Fans of the original series will like Walking Dead: Those Who Remain and very likely the other two spin-offs if you haven’t already seen them. They aren’t long, so the buy-in for time is shorter than a regular season.
The Gentlemen (Netflix)
A young soldier finds out that his father, the Duke of Halistead, has bypassed the usual bit about the oldest son inheriting the estate in the event of his death and has named his second-oldest son as the rightful heir, instead. He further finds out that there’s a marijuana farm under the barn, and yeah, his old man knew about it, too. How do you fix it? Or do you even try?
If you saw Guy Ritchie’s movie, The Gentlemen (2019), then you know what to expect from this slick and stylish expansion of the original story. If you thought the movie was a bit too rushed and not detailed enough, then this is your lucky day.
That’s not to say that the series is plodding or that the plot doesn’t move. It’s a weird mix of dense storytelling and deft editing to make the story skip across the screen. There’s no apparent wasted space and it doesn’t sacrifice any of the pacing just to be cool. Some episodes even make good use of those graphic flourishes, those cards that are both supplementary to the narrative and also a bit of an unreliable narrative device.
The Gentlemen a crime story with some caper elements thrown in for good measure, all with an engaging premise—a man inherits a share in a criminal enterprise and wants to extricate himself out of it without getting killed. When filmed using the Guy Ritchie style guide, there’s plenty of violence, profanity, and stacks on stacks on stacks of cockney slang spoken with thick British accents. You may want to watch the show with the close captions enabled, just in case. I’m looking forward to a second season, especially if they can deliver the goods as well as the first season does.
Damsel (Netflix)
Millie Bobby Brown is set up into an arranged marriage by her father, the king, to secure her nation’s economic future. Unfortunately for her, the goal wasn’t so much marriage as the paying off of a debt to a—well, you’ve seen the trailer, I trust. You know we’re talking about a dragon, right?

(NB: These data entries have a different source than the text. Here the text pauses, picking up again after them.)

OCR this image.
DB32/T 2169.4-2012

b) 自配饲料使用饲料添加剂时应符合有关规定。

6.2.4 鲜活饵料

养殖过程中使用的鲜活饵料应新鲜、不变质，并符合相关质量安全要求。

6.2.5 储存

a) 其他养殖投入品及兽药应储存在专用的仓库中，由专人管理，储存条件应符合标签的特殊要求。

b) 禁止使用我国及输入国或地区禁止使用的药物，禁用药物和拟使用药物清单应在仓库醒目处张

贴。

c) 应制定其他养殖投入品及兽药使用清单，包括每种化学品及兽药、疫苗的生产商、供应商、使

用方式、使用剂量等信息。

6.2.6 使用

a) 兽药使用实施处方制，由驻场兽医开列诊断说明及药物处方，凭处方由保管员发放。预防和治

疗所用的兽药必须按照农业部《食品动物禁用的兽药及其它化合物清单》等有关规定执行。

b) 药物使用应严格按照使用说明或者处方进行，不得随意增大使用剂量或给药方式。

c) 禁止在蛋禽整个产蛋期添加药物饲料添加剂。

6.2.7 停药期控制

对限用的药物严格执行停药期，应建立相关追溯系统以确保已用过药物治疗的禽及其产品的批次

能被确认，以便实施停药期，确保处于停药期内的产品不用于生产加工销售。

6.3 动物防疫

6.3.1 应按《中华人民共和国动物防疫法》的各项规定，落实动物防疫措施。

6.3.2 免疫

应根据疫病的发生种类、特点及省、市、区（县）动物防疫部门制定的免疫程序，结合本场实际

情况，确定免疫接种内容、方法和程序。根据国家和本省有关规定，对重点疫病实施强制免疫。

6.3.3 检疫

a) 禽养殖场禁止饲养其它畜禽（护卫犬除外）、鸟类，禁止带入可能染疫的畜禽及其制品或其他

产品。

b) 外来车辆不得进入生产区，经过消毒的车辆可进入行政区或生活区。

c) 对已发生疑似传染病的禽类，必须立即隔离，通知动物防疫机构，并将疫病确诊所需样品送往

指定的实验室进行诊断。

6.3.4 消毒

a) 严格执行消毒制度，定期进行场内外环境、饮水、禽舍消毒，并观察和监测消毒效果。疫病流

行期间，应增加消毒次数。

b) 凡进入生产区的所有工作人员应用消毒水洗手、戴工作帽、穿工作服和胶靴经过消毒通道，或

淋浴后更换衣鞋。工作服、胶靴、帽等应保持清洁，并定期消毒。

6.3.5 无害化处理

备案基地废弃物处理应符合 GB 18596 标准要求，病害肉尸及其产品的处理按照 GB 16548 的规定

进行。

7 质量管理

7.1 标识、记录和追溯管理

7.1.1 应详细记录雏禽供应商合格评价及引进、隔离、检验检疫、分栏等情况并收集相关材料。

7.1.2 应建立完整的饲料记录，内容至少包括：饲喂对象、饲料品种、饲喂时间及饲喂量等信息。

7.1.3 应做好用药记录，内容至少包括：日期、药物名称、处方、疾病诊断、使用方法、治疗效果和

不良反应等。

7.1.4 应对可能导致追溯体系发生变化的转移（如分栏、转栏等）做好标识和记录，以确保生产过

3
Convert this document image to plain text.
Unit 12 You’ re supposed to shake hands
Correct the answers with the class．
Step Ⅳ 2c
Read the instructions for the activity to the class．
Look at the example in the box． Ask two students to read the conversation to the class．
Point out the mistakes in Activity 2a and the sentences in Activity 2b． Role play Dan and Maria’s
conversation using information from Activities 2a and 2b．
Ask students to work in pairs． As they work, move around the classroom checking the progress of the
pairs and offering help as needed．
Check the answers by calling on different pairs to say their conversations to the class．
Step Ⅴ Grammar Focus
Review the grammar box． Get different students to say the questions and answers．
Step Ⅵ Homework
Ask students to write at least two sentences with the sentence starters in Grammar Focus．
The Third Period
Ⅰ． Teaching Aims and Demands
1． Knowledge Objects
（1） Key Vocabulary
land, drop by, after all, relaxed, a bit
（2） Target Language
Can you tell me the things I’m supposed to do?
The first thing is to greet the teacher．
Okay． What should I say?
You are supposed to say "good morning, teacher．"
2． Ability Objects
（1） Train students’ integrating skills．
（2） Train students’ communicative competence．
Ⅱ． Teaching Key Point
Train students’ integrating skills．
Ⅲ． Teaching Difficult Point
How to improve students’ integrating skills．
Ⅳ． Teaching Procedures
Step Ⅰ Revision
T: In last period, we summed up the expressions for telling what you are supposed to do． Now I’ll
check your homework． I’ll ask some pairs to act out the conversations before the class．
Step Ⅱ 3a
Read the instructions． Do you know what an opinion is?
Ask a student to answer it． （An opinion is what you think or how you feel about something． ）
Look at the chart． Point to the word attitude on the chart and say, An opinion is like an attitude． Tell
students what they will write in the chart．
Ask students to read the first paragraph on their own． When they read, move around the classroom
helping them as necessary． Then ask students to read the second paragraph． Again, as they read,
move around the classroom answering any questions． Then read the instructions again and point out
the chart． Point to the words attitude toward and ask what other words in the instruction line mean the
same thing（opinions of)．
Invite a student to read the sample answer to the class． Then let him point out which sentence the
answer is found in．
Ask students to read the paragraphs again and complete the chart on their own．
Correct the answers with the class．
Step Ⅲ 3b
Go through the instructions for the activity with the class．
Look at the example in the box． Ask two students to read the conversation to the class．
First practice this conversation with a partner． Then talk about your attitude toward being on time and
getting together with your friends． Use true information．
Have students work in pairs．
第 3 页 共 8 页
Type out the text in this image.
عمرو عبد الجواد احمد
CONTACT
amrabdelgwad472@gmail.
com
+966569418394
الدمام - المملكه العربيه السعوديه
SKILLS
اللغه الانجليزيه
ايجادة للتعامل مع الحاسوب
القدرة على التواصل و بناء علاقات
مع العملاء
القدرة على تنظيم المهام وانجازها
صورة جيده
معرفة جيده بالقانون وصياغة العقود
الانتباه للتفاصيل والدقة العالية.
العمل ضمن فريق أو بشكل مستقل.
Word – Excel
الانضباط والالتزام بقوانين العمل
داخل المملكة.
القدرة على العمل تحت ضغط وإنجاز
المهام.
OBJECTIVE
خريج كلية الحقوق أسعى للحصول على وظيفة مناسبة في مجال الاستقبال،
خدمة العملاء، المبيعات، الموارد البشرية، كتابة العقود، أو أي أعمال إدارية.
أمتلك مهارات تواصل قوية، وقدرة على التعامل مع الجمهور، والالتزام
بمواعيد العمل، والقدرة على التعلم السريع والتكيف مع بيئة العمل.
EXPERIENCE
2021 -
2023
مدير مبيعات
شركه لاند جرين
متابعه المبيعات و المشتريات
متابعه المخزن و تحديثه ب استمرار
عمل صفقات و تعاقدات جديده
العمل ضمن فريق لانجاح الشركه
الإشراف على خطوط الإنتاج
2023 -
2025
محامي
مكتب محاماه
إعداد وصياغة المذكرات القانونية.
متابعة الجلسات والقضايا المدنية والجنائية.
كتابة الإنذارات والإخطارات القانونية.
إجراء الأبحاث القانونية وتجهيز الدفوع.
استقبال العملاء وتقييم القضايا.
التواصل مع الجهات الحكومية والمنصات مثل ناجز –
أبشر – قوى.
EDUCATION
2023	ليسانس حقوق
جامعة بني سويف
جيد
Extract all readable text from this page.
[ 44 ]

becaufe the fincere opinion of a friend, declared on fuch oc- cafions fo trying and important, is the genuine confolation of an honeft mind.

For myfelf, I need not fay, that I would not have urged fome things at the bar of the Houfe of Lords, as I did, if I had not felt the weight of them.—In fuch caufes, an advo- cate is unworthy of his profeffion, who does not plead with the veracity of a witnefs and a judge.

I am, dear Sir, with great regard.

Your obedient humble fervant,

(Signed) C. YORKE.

I don’t want to spoil the movie for you, but if you watched the trailer on Netflix, congratulations, it’s too late! Yeah! It gives away every single story beat. Enjoy!
This is a straightforward story, with not so many twists and turns so much as it weaves back and forth down the center line. I’m serious, it’s the most linear film I’ve seen in a while. Thankfully, it’s an interesting story, put together well enough, and Brown, who is a gifted 20-year-old actress (a thing that makes me a little sick to my stomach, but I guess Natalie Portman is too old to be The Celebrity Waif anymore, and Hollywood has standards that mustn’t slip, don’t you know), makes the most of the script, and that’s as it should be, since she’s in very nearly every scene.
Probably the best thing going for this little potboiler is that, amazingly, the innovative design of the dragon itself. Somehow—and this might be the real selling point—they managed to design a dragon that (A) looked like a dragon straight out of D&D and (B) it didn’t look like Vermithrax Perjoritive from Dragonslayer (1982). That means, via the transitive property, that it also didn’t look like any other big movie dragon in the last 20-something years *COUGH*Reign of Fire*COUGH*. That alone merits a golf clap, as it’s something no other special effects team has been able to do with the notable exception of DragonHeart (1996) and I realize that may be damning with faint praise.
I think it’s telling that the one thing the trailer to Damsel didn’t ruin for me was the dragon itself; they did a good job of keeping it hidden like a good low budget monster should be. Brown carries the story on her 20-year-old shoulders, but it’s definitely a sprint and not a marathon. This is light fare, but it’s decent, if uninspired, grist for the mill if you’re regularly playing D&D or thinking about starting up a game. Watch it as part of your session zero when you’re rolling up characters.